In edge IoT systems, reduced workload on microcontroller chip brings down the total power consumption. STMicroelectronics is offering its machine learning design software called NanoEdge AI Studio to design AI leveraging edge systems, where it recently updated this software to support smart sensors embedding intelligent sensor processing unit. The new version of software has the capacity to handle on-device learning of AI models for anomaly detection inside intelligent sensors.
NanoEdge AI Studio reduces the power consumption by distributing inference workloads across multiple devices including microcontrollers (MCUs) and sensors with ISPUs in their systems. The artificial intelligence algorithms ensures low power consumption and triggers microcontroller into operation mode from sleep mode only when the sensor detects anomalies.
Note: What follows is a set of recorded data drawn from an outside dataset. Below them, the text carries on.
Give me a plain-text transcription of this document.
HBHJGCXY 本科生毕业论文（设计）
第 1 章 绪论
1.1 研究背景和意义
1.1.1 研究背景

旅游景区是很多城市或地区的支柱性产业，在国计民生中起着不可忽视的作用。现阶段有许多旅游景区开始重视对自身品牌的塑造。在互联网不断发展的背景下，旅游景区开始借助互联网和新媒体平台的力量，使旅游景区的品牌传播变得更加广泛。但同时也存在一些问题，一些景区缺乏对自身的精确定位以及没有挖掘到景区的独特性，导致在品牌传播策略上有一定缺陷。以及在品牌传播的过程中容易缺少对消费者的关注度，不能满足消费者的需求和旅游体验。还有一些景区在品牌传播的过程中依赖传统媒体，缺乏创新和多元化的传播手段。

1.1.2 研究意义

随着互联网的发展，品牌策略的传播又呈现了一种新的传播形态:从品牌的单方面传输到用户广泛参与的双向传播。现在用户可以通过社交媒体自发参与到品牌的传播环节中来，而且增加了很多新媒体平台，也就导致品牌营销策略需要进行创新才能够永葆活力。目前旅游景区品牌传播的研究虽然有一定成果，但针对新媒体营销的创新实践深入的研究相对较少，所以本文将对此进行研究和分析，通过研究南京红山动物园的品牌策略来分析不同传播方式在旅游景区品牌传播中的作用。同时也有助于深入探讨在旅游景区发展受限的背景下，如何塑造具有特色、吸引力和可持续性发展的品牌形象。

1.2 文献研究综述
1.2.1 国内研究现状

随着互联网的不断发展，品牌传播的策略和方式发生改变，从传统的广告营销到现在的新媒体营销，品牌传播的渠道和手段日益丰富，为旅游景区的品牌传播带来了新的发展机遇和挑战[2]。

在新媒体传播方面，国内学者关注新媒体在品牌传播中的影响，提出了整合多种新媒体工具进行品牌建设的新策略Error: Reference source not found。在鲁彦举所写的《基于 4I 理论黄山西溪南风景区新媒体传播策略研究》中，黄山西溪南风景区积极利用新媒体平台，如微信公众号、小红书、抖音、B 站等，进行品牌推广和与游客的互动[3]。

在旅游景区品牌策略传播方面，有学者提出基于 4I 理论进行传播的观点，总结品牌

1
ST says this tool provides a complete end-to-end automated workflow that significantly eases development of high-performing AI algorithms such as anomaly detection, classification, and regression. Increasing convenience and efficiency, on-device learning also permits development without requiring an exhaustive dataset to manage pre-deployment training. In addition, support for incremental learning adds extra flexibility to complete partially trained models.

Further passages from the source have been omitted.